After staying with their mothers for a few days, newborns are bottle-fed to help socialize them. When they turn 2, females join the ranks of the milkers. Goats, who churn out a gallon each day through the spring, summer and fall, reach their production peak between 4 and 6 years of age. Retirees are sent to Allegheny GoatScape, where they spend the rest of their lives ridding the city of invasive plant species and unwanted vegetation.
At 14, Carlene’s udder is still going strong, making her the G.O.A.T.

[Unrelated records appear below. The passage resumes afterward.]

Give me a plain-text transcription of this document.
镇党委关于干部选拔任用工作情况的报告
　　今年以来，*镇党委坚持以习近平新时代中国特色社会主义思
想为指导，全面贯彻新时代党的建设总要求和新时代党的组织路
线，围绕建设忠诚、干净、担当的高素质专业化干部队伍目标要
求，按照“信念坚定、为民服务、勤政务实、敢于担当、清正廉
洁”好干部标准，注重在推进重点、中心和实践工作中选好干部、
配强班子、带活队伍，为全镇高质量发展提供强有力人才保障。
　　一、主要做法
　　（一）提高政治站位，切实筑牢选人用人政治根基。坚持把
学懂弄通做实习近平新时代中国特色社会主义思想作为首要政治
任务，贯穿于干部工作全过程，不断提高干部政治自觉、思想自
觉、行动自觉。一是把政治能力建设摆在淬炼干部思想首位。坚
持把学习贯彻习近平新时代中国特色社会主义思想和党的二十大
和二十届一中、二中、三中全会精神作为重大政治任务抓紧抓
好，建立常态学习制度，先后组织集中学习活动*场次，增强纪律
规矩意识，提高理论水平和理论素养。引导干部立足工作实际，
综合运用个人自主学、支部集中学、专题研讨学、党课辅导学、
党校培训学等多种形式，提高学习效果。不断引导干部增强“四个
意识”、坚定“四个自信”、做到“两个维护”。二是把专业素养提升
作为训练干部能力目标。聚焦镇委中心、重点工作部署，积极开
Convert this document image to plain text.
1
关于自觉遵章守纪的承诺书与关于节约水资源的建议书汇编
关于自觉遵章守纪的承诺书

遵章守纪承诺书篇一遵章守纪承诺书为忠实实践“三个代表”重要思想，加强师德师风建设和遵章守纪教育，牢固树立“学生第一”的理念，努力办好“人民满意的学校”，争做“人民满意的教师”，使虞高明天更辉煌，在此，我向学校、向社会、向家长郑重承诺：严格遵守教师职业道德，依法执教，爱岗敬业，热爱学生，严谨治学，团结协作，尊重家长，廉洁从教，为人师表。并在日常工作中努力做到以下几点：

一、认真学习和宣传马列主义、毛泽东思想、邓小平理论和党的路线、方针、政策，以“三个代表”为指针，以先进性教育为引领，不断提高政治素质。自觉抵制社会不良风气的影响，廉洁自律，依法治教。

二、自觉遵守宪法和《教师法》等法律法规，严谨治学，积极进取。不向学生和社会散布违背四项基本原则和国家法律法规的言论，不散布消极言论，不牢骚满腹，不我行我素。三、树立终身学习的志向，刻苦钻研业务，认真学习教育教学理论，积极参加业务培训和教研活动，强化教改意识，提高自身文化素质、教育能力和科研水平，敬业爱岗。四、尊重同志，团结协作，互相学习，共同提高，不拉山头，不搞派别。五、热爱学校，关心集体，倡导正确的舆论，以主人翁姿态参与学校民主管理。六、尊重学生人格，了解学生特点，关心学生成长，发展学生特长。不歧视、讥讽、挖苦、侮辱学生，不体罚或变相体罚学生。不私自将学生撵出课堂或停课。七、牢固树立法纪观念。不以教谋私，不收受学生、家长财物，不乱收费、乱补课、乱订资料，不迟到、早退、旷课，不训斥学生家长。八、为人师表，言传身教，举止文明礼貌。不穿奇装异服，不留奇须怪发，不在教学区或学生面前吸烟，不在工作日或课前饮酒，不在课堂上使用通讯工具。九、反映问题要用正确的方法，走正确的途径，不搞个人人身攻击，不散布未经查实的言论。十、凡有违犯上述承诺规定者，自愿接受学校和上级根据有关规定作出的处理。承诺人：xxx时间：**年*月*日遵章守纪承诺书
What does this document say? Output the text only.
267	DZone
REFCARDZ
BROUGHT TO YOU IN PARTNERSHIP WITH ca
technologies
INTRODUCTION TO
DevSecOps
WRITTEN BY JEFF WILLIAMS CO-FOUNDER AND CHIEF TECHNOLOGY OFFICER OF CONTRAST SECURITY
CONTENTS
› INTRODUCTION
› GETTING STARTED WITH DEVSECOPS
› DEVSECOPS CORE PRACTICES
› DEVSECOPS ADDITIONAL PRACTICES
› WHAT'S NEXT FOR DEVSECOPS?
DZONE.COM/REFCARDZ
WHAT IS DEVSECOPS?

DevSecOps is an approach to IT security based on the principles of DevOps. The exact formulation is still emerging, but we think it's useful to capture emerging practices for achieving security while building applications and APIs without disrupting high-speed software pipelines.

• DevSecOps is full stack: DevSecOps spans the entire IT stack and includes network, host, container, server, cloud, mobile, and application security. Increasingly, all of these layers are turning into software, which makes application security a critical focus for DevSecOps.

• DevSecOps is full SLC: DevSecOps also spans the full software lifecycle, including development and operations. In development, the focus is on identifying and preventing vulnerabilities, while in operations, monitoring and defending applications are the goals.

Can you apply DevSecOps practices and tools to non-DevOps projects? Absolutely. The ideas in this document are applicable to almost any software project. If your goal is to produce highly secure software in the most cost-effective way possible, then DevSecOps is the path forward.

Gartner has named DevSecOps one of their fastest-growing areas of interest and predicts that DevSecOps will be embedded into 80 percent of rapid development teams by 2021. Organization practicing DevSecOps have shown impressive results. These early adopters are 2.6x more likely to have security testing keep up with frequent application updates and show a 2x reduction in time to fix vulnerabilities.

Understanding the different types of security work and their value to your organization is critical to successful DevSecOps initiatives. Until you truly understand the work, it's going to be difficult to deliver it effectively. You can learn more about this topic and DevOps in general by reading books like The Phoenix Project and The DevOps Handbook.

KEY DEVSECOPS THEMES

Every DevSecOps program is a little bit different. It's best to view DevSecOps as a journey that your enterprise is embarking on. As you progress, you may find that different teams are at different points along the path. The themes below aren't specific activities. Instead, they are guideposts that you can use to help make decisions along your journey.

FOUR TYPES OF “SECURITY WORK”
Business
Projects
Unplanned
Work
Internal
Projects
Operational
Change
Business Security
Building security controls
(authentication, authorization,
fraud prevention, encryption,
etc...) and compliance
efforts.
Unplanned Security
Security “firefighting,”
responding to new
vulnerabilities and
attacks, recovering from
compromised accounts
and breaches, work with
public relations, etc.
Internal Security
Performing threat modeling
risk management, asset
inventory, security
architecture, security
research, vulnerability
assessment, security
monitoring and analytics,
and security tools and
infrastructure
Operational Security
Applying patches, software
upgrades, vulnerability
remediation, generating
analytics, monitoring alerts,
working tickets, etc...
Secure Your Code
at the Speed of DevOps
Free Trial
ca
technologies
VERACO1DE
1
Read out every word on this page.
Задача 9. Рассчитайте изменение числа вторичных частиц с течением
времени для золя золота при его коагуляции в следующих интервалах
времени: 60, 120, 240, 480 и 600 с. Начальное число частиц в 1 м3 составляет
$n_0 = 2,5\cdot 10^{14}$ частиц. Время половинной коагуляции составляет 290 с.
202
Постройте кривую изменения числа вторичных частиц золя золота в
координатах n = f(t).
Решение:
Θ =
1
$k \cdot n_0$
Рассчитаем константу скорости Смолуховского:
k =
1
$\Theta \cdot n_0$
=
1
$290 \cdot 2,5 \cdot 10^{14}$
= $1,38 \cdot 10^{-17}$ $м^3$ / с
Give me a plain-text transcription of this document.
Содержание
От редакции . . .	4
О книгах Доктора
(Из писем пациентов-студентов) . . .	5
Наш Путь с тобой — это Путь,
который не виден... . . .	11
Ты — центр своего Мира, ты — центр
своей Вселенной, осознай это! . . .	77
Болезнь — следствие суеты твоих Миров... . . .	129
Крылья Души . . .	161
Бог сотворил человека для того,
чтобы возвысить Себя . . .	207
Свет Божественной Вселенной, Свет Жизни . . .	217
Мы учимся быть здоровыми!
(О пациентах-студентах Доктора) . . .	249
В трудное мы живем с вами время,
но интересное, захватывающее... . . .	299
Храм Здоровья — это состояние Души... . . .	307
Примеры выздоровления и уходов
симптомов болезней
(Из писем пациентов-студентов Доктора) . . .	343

Goat Rodeo supplements its milk supply with liquid from several other area farms, including goat’s milk from the adorably named MJ’s Just Kidding Dairy and cow’s milk from Le-Ara Farms in Worthington to make a more diverse line of cheeses.
Inside the creamery, cheesemaker Alex Campolongo, a chef by trade, was busy transforming a mix of goat and cow’s milk into 10-pound wheels of Bamboozle. The semi-soft cheese, which is washed with Tracks Again pilsner from Strip District-based Cinderlands Beer Co., has racked up numerous awards over the years, including 2nd Place Best in Show at the 2022 American Cheese Society Annual Conference, where cows from Wisconsin usually take the top trophies.
Those heifers have nothing on Carlene.
Goat Rodeo products appear on local menus and store shelves and are distributed across the country. They include creamy Chèvre, Cowboy Coffee rubbed with Commonplace Coffeehouse’s Perpetual Blend Espresso, a goat’s milk Gouda called Hootenanny, More Cowbell (I’ve got a fever for this cave-aged cheese), and the newest member of the corral, Wild Rosemary. Pressed with freshly dried rosemary and extra virgin olive oil, it looks, smells and tastes heavenly. If you’ve got a sweet tooth, Goat Rodeo also makes caramels.
India, who was raised on a beef-cow farm in Sarver, purchased the property with her husband 30 years ago. After acquiring two pregnant, prize-winning does, the couple took cheese-making classes at Penn State University and the University of Vermont and started making small batches in their kitchen. Now the walls of the creamery office are lined with photos of beloved billys (along with a Cheese of the Month calendar).
On the other side of the farm, Will and his fiancée live in a house near the rowdy bucks, who hilariously photobombed the couple’s engagement pictures. The herd has great comedic timing.
Despite the silliness that comes with raising ruminants, Will knows that what they’re doing is serious business.
“Our mission,” he says, patting Carlene’s head, “is to preserve Pennsylvania farmland, one wheel of cheese at a time.”